Dalam wawancara beliau dengan wartawan (8 Maret 2009), meskipun Golkar belum memastikan kemenangan pemilu legislatif, Jusuf Kalla (JK) akhirnya memastikan untuk maju sebagai calon Presiden dari partai Golkar.

Alasan JK adalah dengan melihat karier politik beliau yang mulai dari bawah, maka adalah wajar atau merupakan konsekuensi logis jika setelah Wapres maka JK melihat posisi Presiden sebagai tahapan berikutnya dari karier politik beliau. Bukan karena ambisi politik atau ketidakpuasan dlsbgnya, melainkan murni sebagai langkah berikut dari sebuah tahapan. (Nice move)

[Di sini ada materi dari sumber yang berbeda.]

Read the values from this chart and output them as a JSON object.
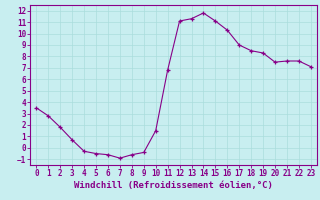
{
  "x": [
    0,
    1,
    2,
    3,
    4,
    5,
    6,
    7,
    8,
    9,
    10,
    11,
    12,
    13,
    14,
    15,
    16,
    17,
    18,
    19,
    20,
    21,
    22,
    23
  ],
  "y": [
    3.5,
    2.8,
    1.8,
    0.7,
    -0.3,
    -0.5,
    -0.6,
    -0.9,
    -0.6,
    -0.4,
    1.5,
    6.8,
    11.1,
    11.3,
    11.8,
    11.1,
    10.3,
    9.0,
    8.5,
    8.3,
    7.5,
    7.6,
    7.6,
    7.1
  ],
  "line_color": "#880088",
  "marker": "+",
  "marker_color": "#880088",
  "bg_color": "#c8eef0",
  "grid_color": "#aadddd",
  "xlabel": "Windchill (Refroidissement éolien,°C)",
  "xlabel_color": "#880088",
  "tick_color": "#880088",
  "spine_color": "#880088",
  "ylim": [
    -1.5,
    12.5
  ],
  "xlim": [
    -0.5,
    23.5
  ],
  "yticks": [
    -1,
    0,
    1,
    2,
    3,
    4,
    5,
    6,
    7,
    8,
    9,
    10,
    11,
    12
  ],
  "xticks": [
    0,
    1,
    2,
    3,
    4,
    5,
    6,
    7,
    8,
    9,
    10,
    11,
    12,
    13,
    14,
    15,
    16,
    17,
    18,
    19,
    20,
    21,
    22,
    23
  ],
  "tick_fontsize": 5.5,
  "xlabel_fontsize": 6.5
}
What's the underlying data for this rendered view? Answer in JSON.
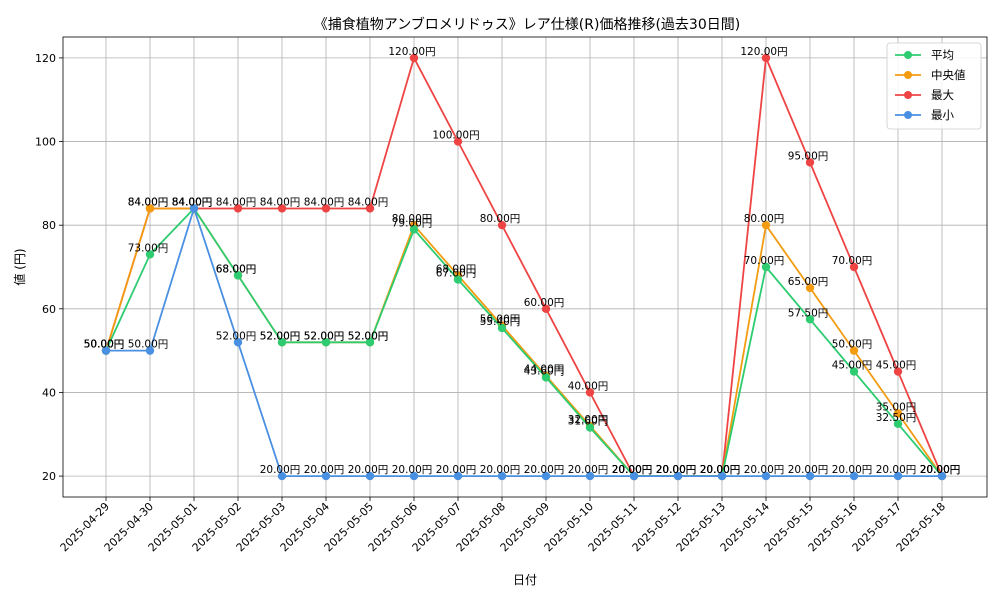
{
  "chart_data": {
    "type": "line",
    "title": "《捕食植物アンブロメリドゥス》レア仕様(R)価格推移(過去30日間)",
    "xlabel": "日付",
    "ylabel": "値 (円)",
    "ylim": [
      15,
      125
    ],
    "yticks": [
      20,
      40,
      60,
      80,
      100,
      120
    ],
    "grid": true,
    "legend_position": "top-right",
    "value_suffix": "円",
    "categories": [
      "2025-04-29",
      "2025-04-30",
      "2025-05-01",
      "2025-05-02",
      "2025-05-03",
      "2025-05-04",
      "2025-05-05",
      "2025-05-06",
      "2025-05-07",
      "2025-05-08",
      "2025-05-09",
      "2025-05-10",
      "2025-05-11",
      "2025-05-12",
      "2025-05-13",
      "2025-05-14",
      "2025-05-15",
      "2025-05-16",
      "2025-05-17",
      "2025-05-18"
    ],
    "series": [
      {
        "name": "平均",
        "color": "#2ecc71",
        "values": [
          50,
          73,
          84,
          68,
          52,
          52,
          52,
          79,
          67,
          55.4,
          43.6,
          31.6,
          20,
          20,
          20,
          70,
          57.5,
          45,
          32.5,
          20
        ]
      },
      {
        "name": "中央値",
        "color": "#f39c12",
        "values": [
          50,
          84,
          84,
          68,
          52,
          52,
          52,
          80,
          68,
          56,
          44,
          32,
          20,
          20,
          20,
          80,
          65,
          50,
          35,
          20
        ]
      },
      {
        "name": "最大",
        "color": "#ef4444",
        "values": [
          50,
          84,
          84,
          84,
          84,
          84,
          84,
          120,
          100,
          80,
          60,
          40,
          20,
          20,
          20,
          120,
          95,
          70,
          45,
          20
        ]
      },
      {
        "name": "最小",
        "color": "#4a90e2",
        "values": [
          50,
          50,
          84,
          52,
          20,
          20,
          20,
          20,
          20,
          20,
          20,
          20,
          20,
          20,
          20,
          20,
          20,
          20,
          20,
          20
        ]
      }
    ]
  }
}
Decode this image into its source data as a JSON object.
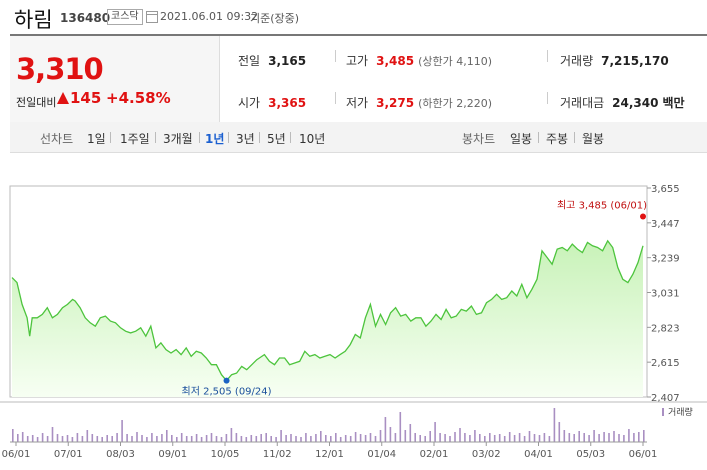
{
  "header": {
    "name": "하림",
    "code": "136480",
    "market": "코스닥",
    "date": "2021.06.01 09:32",
    "basis": "기준(장중)"
  },
  "quote": {
    "price": "3,310",
    "change_label": "전일대비",
    "change": "145",
    "change_pct": "+4.58%",
    "prev_close_label": "전일",
    "prev_close": "3,165",
    "high_label": "고가",
    "high": "3,485",
    "upper_limit": "(상한가 4,110)",
    "volume_label": "거래량",
    "volume": "7,215,170",
    "open_label": "시가",
    "open": "3,365",
    "low_label": "저가",
    "low": "3,275",
    "lower_limit": "(하한가 2,220)",
    "amount_label": "거래대금",
    "amount": "24,340",
    "amount_unit": "백만"
  },
  "tabs": {
    "line_label": "선차트",
    "periods": [
      "1일",
      "1주일",
      "3개월",
      "1년",
      "3년",
      "5년",
      "10년"
    ],
    "active_period": "1년",
    "candle_label": "봉차트",
    "candles": [
      "일봉",
      "주봉",
      "월봉"
    ]
  },
  "colors": {
    "up": "#e01212",
    "line": "#4dc43d",
    "fill_top": "#c8f2b8",
    "high_marker": "#e01212",
    "low_marker": "#1a63c4",
    "volume": "#a98fc2"
  },
  "chart_data": {
    "type": "area",
    "ylim": [
      2407,
      3655
    ],
    "y_ticks": [
      "3,655",
      "3,447",
      "3,239",
      "3,031",
      "2,823",
      "2,615",
      "2,407"
    ],
    "x_ticks": [
      "06/01",
      "07/01",
      "08/03",
      "09/01",
      "10/05",
      "11/02",
      "12/01",
      "01/04",
      "02/01",
      "03/02",
      "04/01",
      "05/03",
      "06/01"
    ],
    "high_annotation": "최고 3,485 (06/01)",
    "low_annotation": "최저 2,505 (09/24)",
    "volume_label": "거래량",
    "x": [
      0,
      2,
      4,
      6,
      7,
      8,
      10,
      12,
      14,
      16,
      18,
      20,
      22,
      24,
      25,
      27,
      29,
      31,
      33,
      35,
      37,
      39,
      41,
      43,
      45,
      47,
      49,
      51,
      53,
      55,
      57,
      59,
      61,
      63,
      65,
      67,
      69,
      71,
      73,
      75,
      77,
      79,
      81,
      83,
      85,
      87,
      89,
      91,
      93,
      95,
      97,
      98,
      100,
      102,
      104,
      106,
      108,
      110,
      112,
      114,
      116,
      118,
      120,
      122,
      124,
      126,
      128,
      130,
      132,
      134,
      136,
      138,
      140,
      142,
      144,
      146,
      148,
      150,
      152,
      154,
      156,
      158,
      160,
      162,
      164,
      166,
      168,
      170,
      172,
      174,
      176,
      178,
      180,
      182,
      184,
      186,
      188,
      190,
      192,
      194,
      196,
      198,
      200,
      202,
      204,
      206,
      208,
      210,
      212,
      214,
      216,
      218,
      220,
      222,
      224,
      226,
      228,
      230,
      232,
      234,
      236,
      238,
      240,
      242,
      244,
      246,
      248,
      250
    ],
    "values": [
      3120,
      3090,
      2960,
      2880,
      2770,
      2880,
      2880,
      2900,
      2940,
      2880,
      2900,
      2940,
      2960,
      2990,
      2980,
      2940,
      2880,
      2850,
      2830,
      2880,
      2890,
      2860,
      2850,
      2820,
      2800,
      2790,
      2800,
      2820,
      2770,
      2830,
      2700,
      2730,
      2690,
      2670,
      2690,
      2660,
      2700,
      2650,
      2680,
      2670,
      2640,
      2600,
      2600,
      2540,
      2505,
      2540,
      2550,
      2590,
      2570,
      2600,
      2630,
      2640,
      2660,
      2620,
      2600,
      2640,
      2640,
      2600,
      2610,
      2620,
      2680,
      2650,
      2660,
      2640,
      2650,
      2660,
      2640,
      2660,
      2680,
      2720,
      2780,
      2760,
      2880,
      2960,
      2830,
      2900,
      2840,
      2910,
      2940,
      2890,
      2900,
      2860,
      2880,
      2880,
      2830,
      2860,
      2900,
      2870,
      2930,
      2880,
      2890,
      2930,
      2920,
      2950,
      2900,
      2910,
      2970,
      2990,
      3020,
      2990,
      3000,
      3040,
      3010,
      3080,
      3000,
      3050,
      3110,
      3280,
      3240,
      3200,
      3290,
      3300,
      3280,
      3320,
      3290,
      3270,
      3330,
      3310,
      3300,
      3280,
      3340,
      3300,
      3180,
      3110,
      3090,
      3140,
      3210,
      3310
    ],
    "volume": [
      13,
      8,
      10,
      6,
      7,
      5,
      9,
      6,
      15,
      8,
      6,
      7,
      5,
      9,
      6,
      12,
      8,
      6,
      5,
      7,
      6,
      9,
      22,
      8,
      6,
      10,
      7,
      5,
      9,
      6,
      8,
      12,
      7,
      5,
      9,
      6,
      6,
      8,
      5,
      7,
      9,
      6,
      5,
      8,
      14,
      9,
      6,
      5,
      7,
      6,
      8,
      9,
      6,
      5,
      12,
      7,
      8,
      6,
      5,
      9,
      6,
      8,
      11,
      7,
      6,
      9,
      5,
      7,
      6,
      10,
      8,
      7,
      9,
      6,
      12,
      25,
      15,
      9,
      30,
      12,
      18,
      9,
      7,
      6,
      11,
      20,
      9,
      8,
      6,
      10,
      14,
      9,
      7,
      12,
      8,
      6,
      9,
      7,
      8,
      6,
      10,
      7,
      9,
      6,
      11,
      8,
      7,
      9,
      6,
      34,
      20,
      12,
      9,
      8,
      11,
      9,
      7,
      12,
      8,
      10,
      9,
      11,
      8,
      7,
      13,
      9,
      10,
      12
    ]
  }
}
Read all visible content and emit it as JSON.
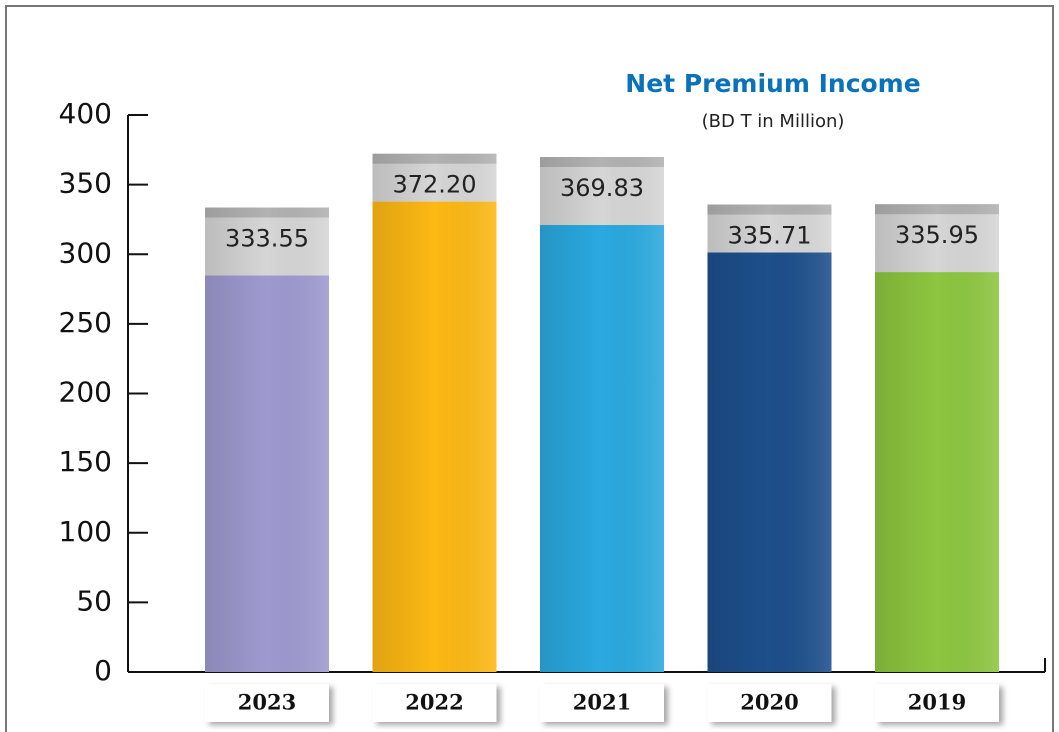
{
  "chart_data": {
    "type": "bar",
    "title": "Net Premium Income",
    "subtitle": "(BD T in Million)",
    "categories": [
      "2023",
      "2022",
      "2021",
      "2020",
      "2019"
    ],
    "values": [
      333.55,
      372.2,
      369.83,
      335.71,
      335.95
    ],
    "value_labels": [
      "333.55",
      "372.20",
      "369.83",
      "335.71",
      "335.95"
    ],
    "colors": [
      "#9e9ad0",
      "#fdb913",
      "#2aa9e0",
      "#1d4f8c",
      "#8dc63f"
    ],
    "ylim": [
      0,
      400
    ],
    "yticks": [
      0,
      50,
      100,
      150,
      200,
      250,
      300,
      350,
      400
    ]
  }
}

Yang hendak kami (politik19) soroti adalah sudut pandang ramalan Jayabaya (Joyoboyo):

1. Dalam serat Jayabaya disebutkan bahwa sewaktu Satria Piningit memimpin Nusantara, Sang Satria akan didampingi 2 orang tokoh unik yang menempati posisi sejarah tersendiri dalam perjalanan Nusantara.

Kutipan Serat Jayabaya bagian akhir:

didampingi Sabdopalon dan Noyogenggong

Dua tokoh tersebut adalah Sabdo Palon dan Noyogenggong. Kami meyakini, Sabdo Palon ini adalah Jusuf Kalla. Mengapa? Karena Sabdo Palon bermakna “Sabhad” = penasehat raja dan “payon” = berasal dari bawah. Sewaktu JK diangkat jadi Wapres, beliau belumlah menjadi Ketua Umum Golkar.

Strategi JK dalam pemilu capres nampaknya adalah dengan mengangkat tema “Bersama kita bisa adalah baik, namun lebih cepat adalah lebih baik”. Strategi lainnya adalah dengan menampilkan image Islami dengan banyak mengatakan istilah-istilah agama dalam setiap kesempatan bertemu publik. Mungkin ini ditujukan untuk merangkul suara mengambang partai Hijau atau Hijau-Nasionalis yang tidak punya figur cukup kuat untuk maju sebagai presiden (PKS/PKB/PPP).

2. Informasi berikutnya dari serat Jayabaya mengenai Sabdo Palon adalah, bahwa beliau akan memperoleh “malu”. Tidak dijelaskan dalam serat Jayabaya mengenai mengapa Sabdo Palon memperoleh malu. Namun kuat dugaan kami, bahwa JK akan gagal dalam pemilu presiden dan karena itu ia “malu”. Mungkin malu terhadap sang Satria Piningit, mungkin malu terhadap basis pendukungnya. Kami tidak mengetahui dengan pasti. (namun nantinya, “kader” Sabdo Palon ini (ramal Jayabaya) akan menjadi Satria ketujuh (Satria Pinandhita Sinisihan Wahyu)).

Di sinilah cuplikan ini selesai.